Serves: 6 (but you’re going to go back for seconds - not cause you’re still hungry but because it’s so fucking good!)
INGREDIENTS:
1 cup, chopped Onions, raw
1 pepper, large (whatever colour you want - but be fun - go for colour here!)
2 1/2 cups Low Sodium Vegetable Broth
16 oz Canned Tomatoes
1/2 cup Salsa
1 tbsp Tomato Paste
16 oz Beans, black
16 oz Beans, pinto
1 cup Sweet Corn (fresh or canned - whatever you got)
3/4 cup Red Lentils (dry)
1/2 tsp Chili powder
1/2 tsp Garlic powder
1/2 tsp Cumin seed
1/4 tsp Cayenne Pepper (Ground)
Additional Toppings (consider this list ala cart - add what you want from it or anything else you can think of - you know what you like on your tacos!):
- crushed tortilla chips (my favorite!)
- shredded low-fat cheddar or mex-blend cheese
- sliced or diced jalapeños
- chopped red onion
- pico de gallo
- sliced avocado
- fresh cilantro
- sour cream or greek yogurt
- vegan queso or cheese-type sauce
- nutritional yeast
DIRECTIONS:
Alright, start off by getting your shit in order. Chop them veggies up and measure out your ingredients so they’re ready to go - this thing comes together fucking fast.

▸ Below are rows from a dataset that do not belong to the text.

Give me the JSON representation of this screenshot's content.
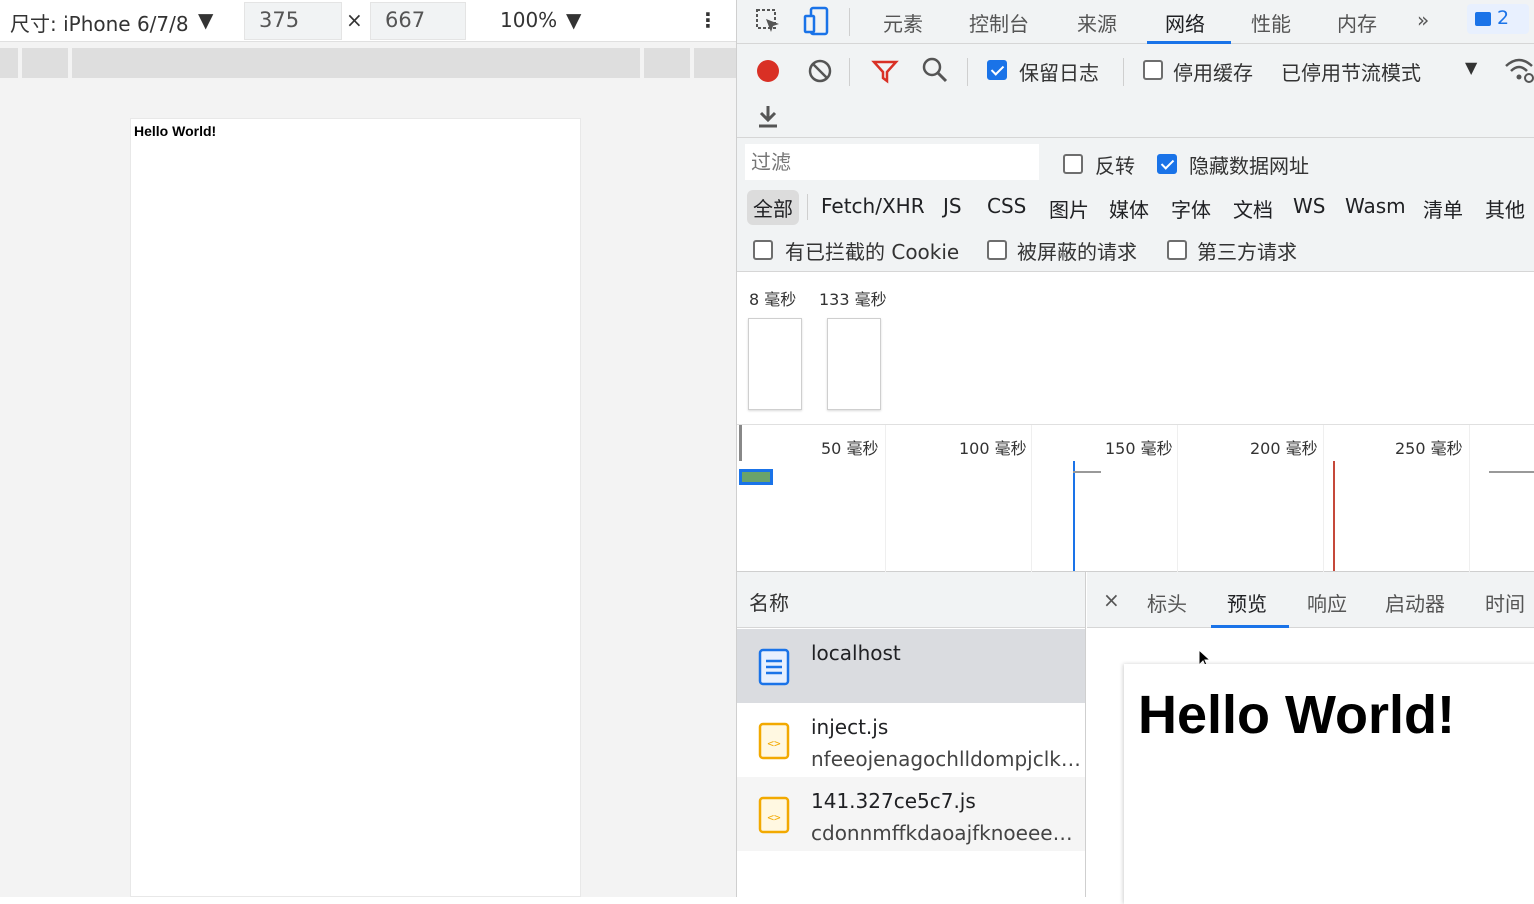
{
  "device_toolbar": {
    "device_label": "尺寸: iPhone 6/7/8",
    "width": "375",
    "times": "×",
    "height": "667",
    "zoom": "100%"
  },
  "page_preview": {
    "text": "Hello World!"
  },
  "devtools": {
    "tabs": [
      "元素",
      "控制台",
      "来源",
      "网络",
      "性能",
      "内存"
    ],
    "active_tab": "网络",
    "more": "»",
    "issues_count": "2",
    "toolbar": {
      "preserve_log": "保留日志",
      "disable_cache": "停用缓存",
      "throttling": "已停用节流模式"
    },
    "filter": {
      "placeholder": "过滤",
      "invert": "反转",
      "hide_data_urls": "隐藏数据网址",
      "types": [
        "全部",
        "Fetch/XHR",
        "JS",
        "CSS",
        "图片",
        "媒体",
        "字体",
        "文档",
        "WS",
        "Wasm",
        "清单",
        "其他"
      ],
      "blocked_cookies": "有已拦截的 Cookie",
      "blocked_requests": "被屏蔽的请求",
      "third_party": "第三方请求"
    },
    "overview": {
      "frames": [
        "8 毫秒",
        "133 毫秒"
      ]
    },
    "timeline": {
      "ticks": [
        "50 毫秒",
        "100 毫秒",
        "150 毫秒",
        "200 毫秒",
        "250 毫秒"
      ]
    },
    "requests": {
      "column": "名称",
      "rows": [
        {
          "name": "localhost",
          "domain": ""
        },
        {
          "name": "inject.js",
          "domain": "nfeeojenagochlldompjclk…"
        },
        {
          "name": "141.327ce5c7.js",
          "domain": "cdonnmffkdaoajfknoeeec…"
        }
      ]
    },
    "detail": {
      "close": "×",
      "tabs": [
        "标头",
        "预览",
        "响应",
        "启动器",
        "时间"
      ],
      "active": "预览",
      "preview_text": "Hello World!"
    }
  },
  "colors": {
    "accent": "#1a73e8",
    "record": "#d93025",
    "filter_icon": "#d93025",
    "js_icon": "#f2a900"
  }
}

Now throw everything into the Instant Pot, except for the additional toppings. (HOW FUCKING EASY IS THIS?!).
Set the IP to high pressure for 15 minutes and walk away. (SERIOUSLY!)

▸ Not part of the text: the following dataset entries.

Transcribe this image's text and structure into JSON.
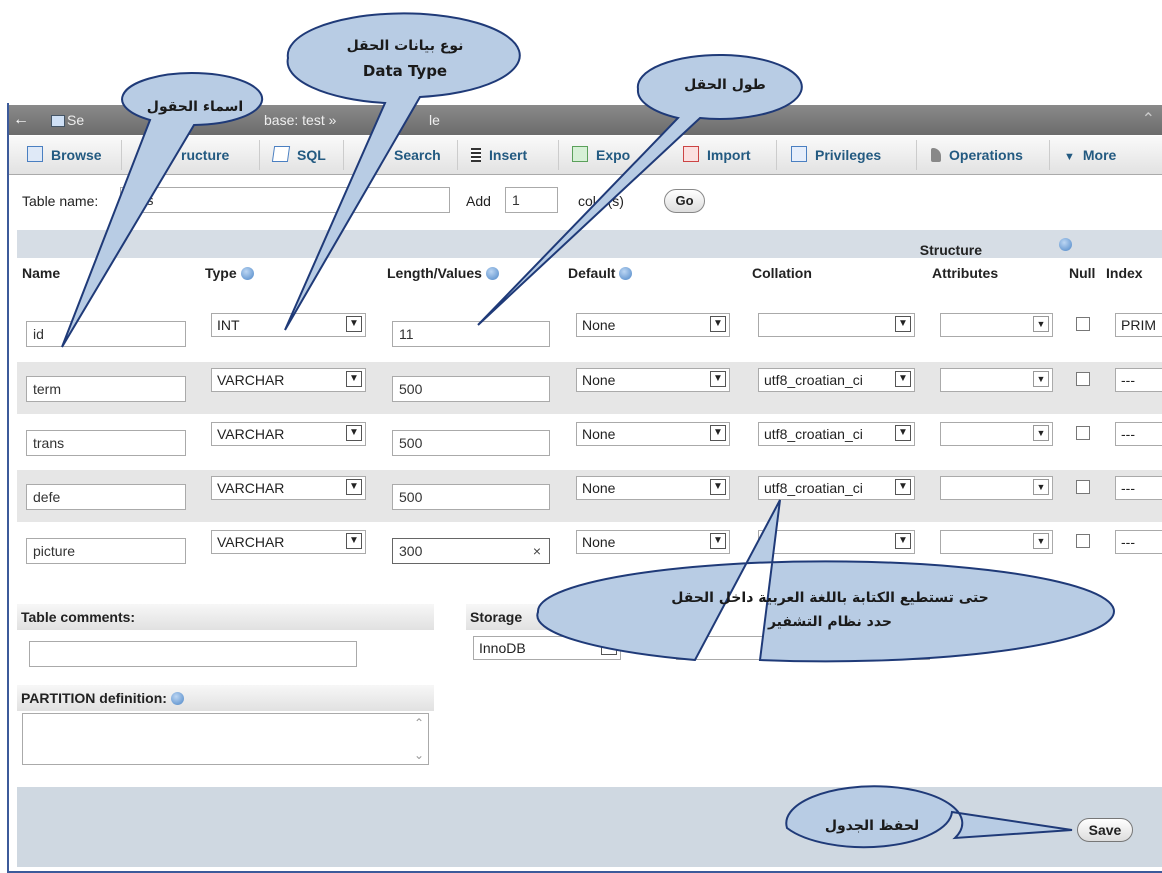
{
  "topbar": {
    "back": "←",
    "crumb1": "Se",
    "crumb2": "base: test »",
    "crumb3": "le",
    "corner": "⌃"
  },
  "tabs": [
    {
      "label": "Browse",
      "icon": "browse-icon"
    },
    {
      "label": "Structure",
      "icon": "structure-icon"
    },
    {
      "label": "SQL",
      "icon": "sql-icon"
    },
    {
      "label": "Search",
      "icon": "search-icon"
    },
    {
      "label": "Insert",
      "icon": "insert-icon"
    },
    {
      "label": "Export",
      "icon": "export-icon"
    },
    {
      "label": "Import",
      "icon": "import-icon"
    },
    {
      "label": "Privileges",
      "icon": "privileges-icon"
    },
    {
      "label": "Operations",
      "icon": "operations-icon"
    },
    {
      "label": "More",
      "icon": "caret-down-icon"
    }
  ],
  "tab_visible": {
    "structure": "ructure",
    "export": "Expo"
  },
  "form": {
    "table_name_label": "Table name:",
    "table_name_value": "t    s",
    "add_label": "Add",
    "add_value": "1",
    "columns_label": "col    n(s)",
    "go_label": "Go"
  },
  "structure_label": "Structure",
  "headers": [
    "Name",
    "Type",
    "Length/Values",
    "Default",
    "Collation",
    "Attributes",
    "Null",
    "Index"
  ],
  "rows": [
    {
      "name": "id",
      "type": "INT",
      "length": "11",
      "default": "None",
      "collation": "",
      "index": "PRIM"
    },
    {
      "name": "term",
      "type": "VARCHAR",
      "length": "500",
      "default": "None",
      "collation": "utf8_croatian_ci",
      "index": "---"
    },
    {
      "name": "trans",
      "type": "VARCHAR",
      "length": "500",
      "default": "None",
      "collation": "utf8_croatian_ci",
      "index": "---"
    },
    {
      "name": "defe",
      "type": "VARCHAR",
      "length": "500",
      "default": "None",
      "collation": "utf8_croatian_ci",
      "index": "---"
    },
    {
      "name": "picture",
      "type": "VARCHAR",
      "length": "300",
      "default": "None",
      "collation": "",
      "index": "---"
    }
  ],
  "clear_glyph": "×",
  "bottom": {
    "table_comments": "Table comments:",
    "storage_label": "Storage",
    "storage_value": "InnoDB",
    "partition_label": "PARTITION definition:",
    "save_label": "Save"
  },
  "callouts": {
    "field_names": "اسماء الحقول",
    "data_type_ar": "نوع بيانات الحقل",
    "data_type_en": "Data Type",
    "field_length": "طول الحقل",
    "collation_line1": "حتى تستطيع الكتابة باللغة العربية داخل الحقل",
    "collation_line2": "حدد نظام التشفير",
    "save_table": "لحفظ الجدول"
  },
  "colors": {
    "callout_fill": "#b8cce4",
    "callout_stroke": "#1f3a78",
    "footer": "#cfd8e1",
    "tab_text": "#235a81"
  }
}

Allow natural pressure to release. (Alright, agreed - this shit takes some time. Read a goddamn book or do some push-ups or something. Fuck.)

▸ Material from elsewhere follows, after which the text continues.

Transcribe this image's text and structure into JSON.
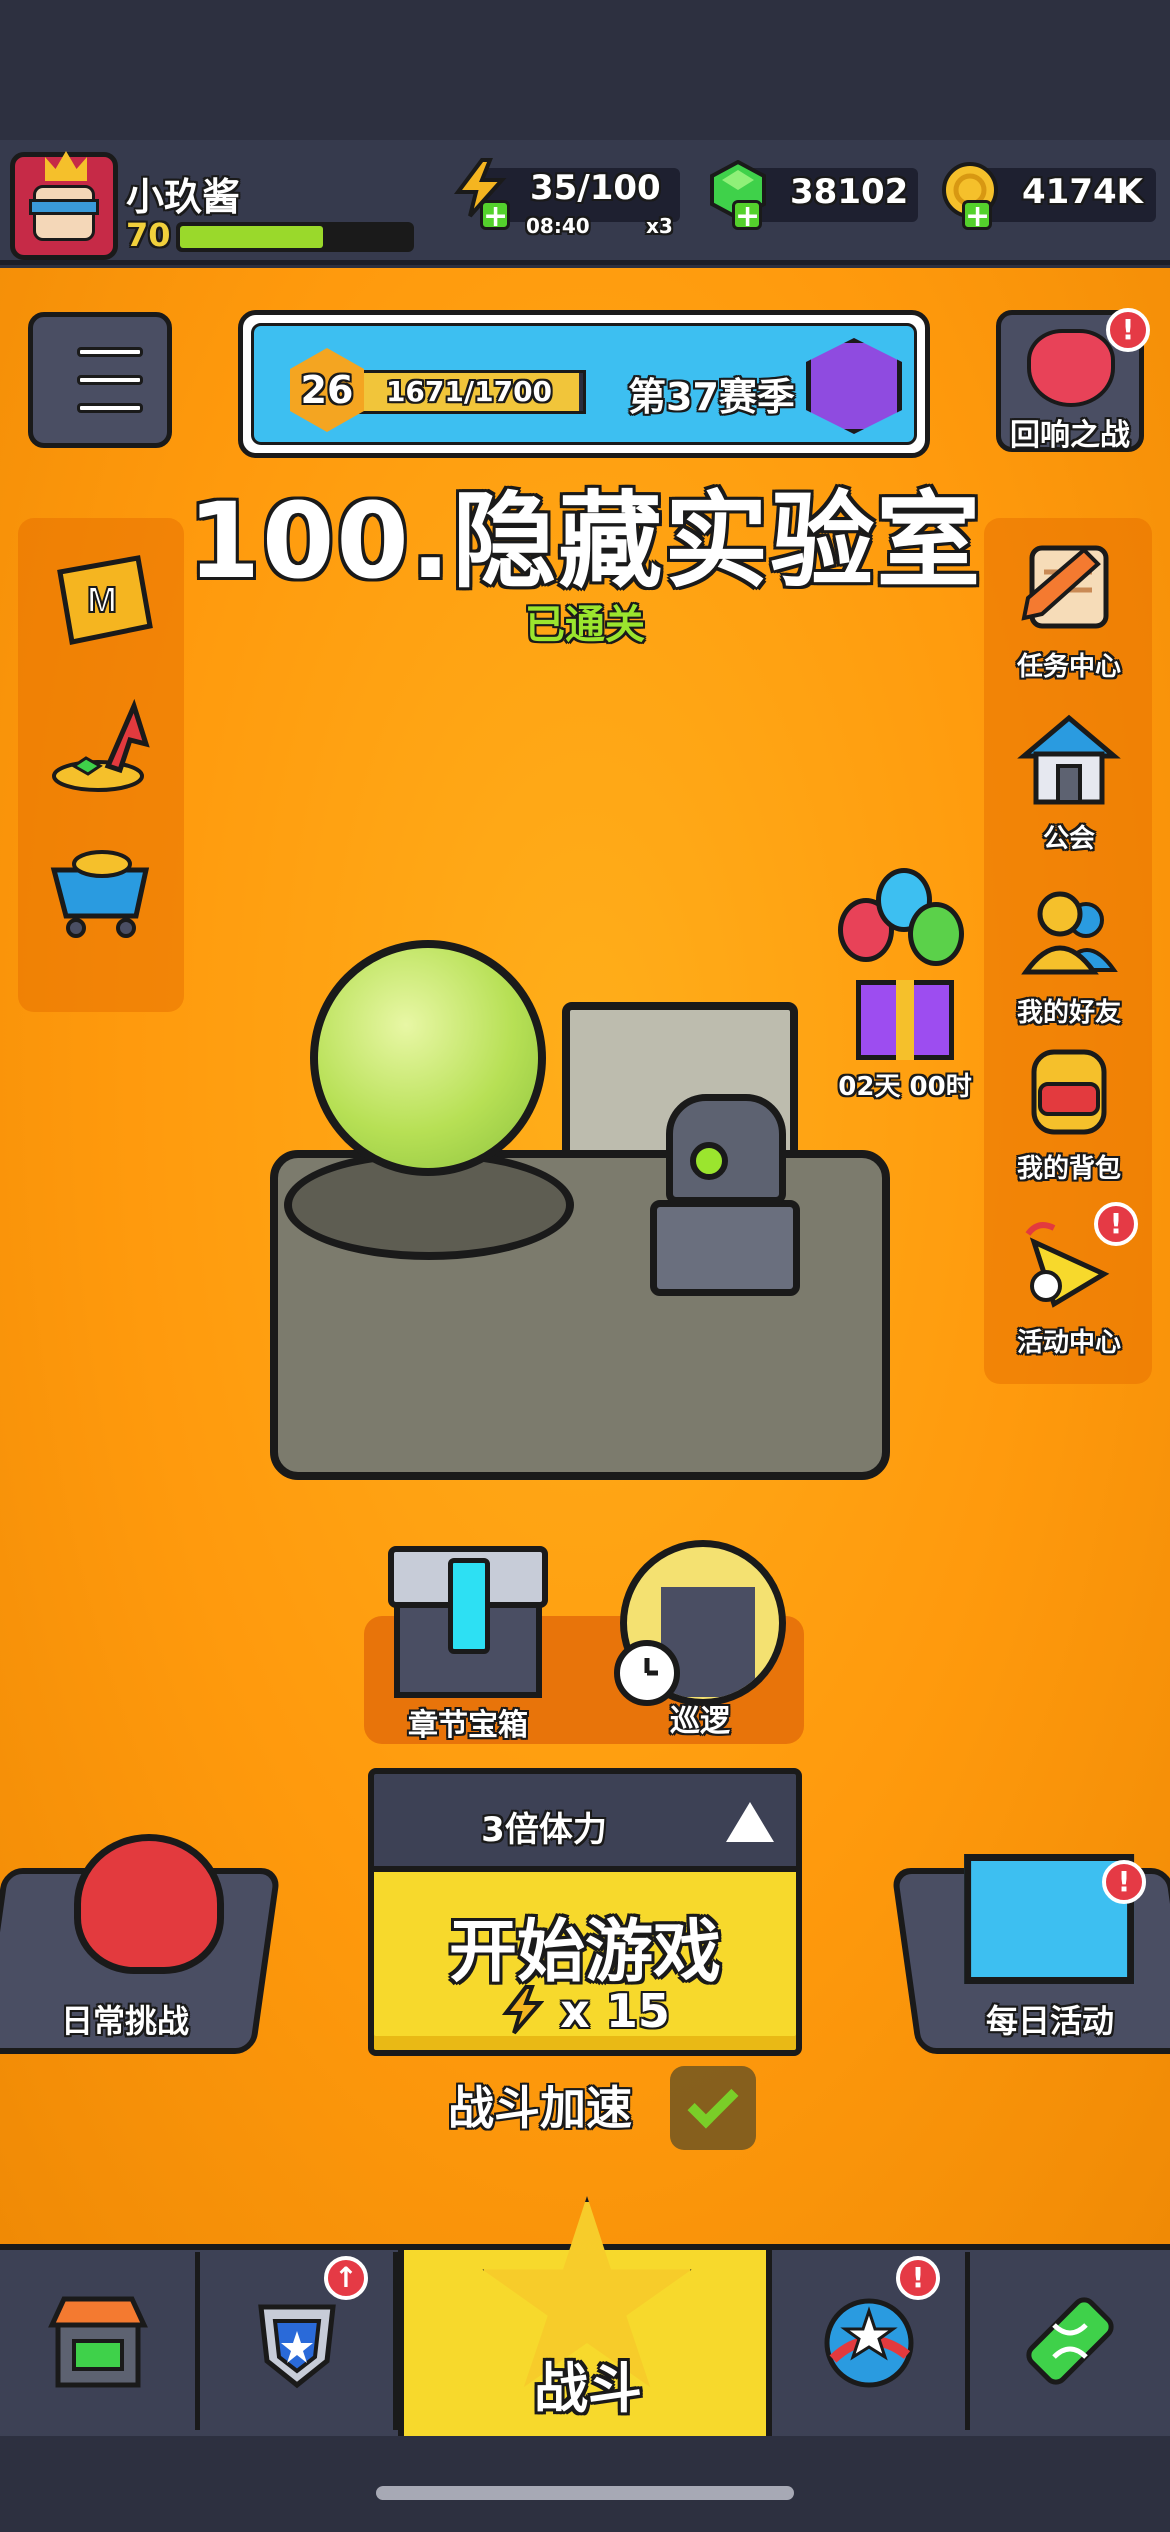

Now all you gotta do is scoop that beautiful stuff into bowls, pile on your toppings, and grin like a bastard while you eat this wonderful dish.
TIPS:
No Instant Pot
Heat up a pot on the stove and add 1/8 inch of water (don’t use fucking oil, okay? water sautéing does the trick just fine and you don’t add on stupid fucking calories that you don’t actually need - save those calories for your TOPPINGS!). Sauté the onion for a few minutes then add in the peppers and corn. Cook till pepper are tender - probably five minutes. Pay attention!
Now you throw in everything else - crank that thing up till she boils then bring it down to medium-low and simmer it for 25-30. But the longer you let it sit the more the flavours dance around and soak in. You do you.
Can I Slow-Cook it?
Sure! Do everything the same as in the Instant Pot directions, except slow-cook it on high for 4-6 hours or low for 7-8 hours. Keep checking it though - really you just need to make sure them veggies are tender and the lentils are cooked.
I’m a Vegan!
Congratu-fucking-lations. It’s already vegan. Just keep your toppings in line with vegan shit and you’ll be fine.
I Eat Meat!
Ugh. Fuck. I mean, you can use chicken broth if you really want to. And maybe toss in some chopped or shredded chicken or turkey AS A TOPPING. Just make sure you use the veggies and lentils too, okay? That’s the whole goddamn point of this fucking website.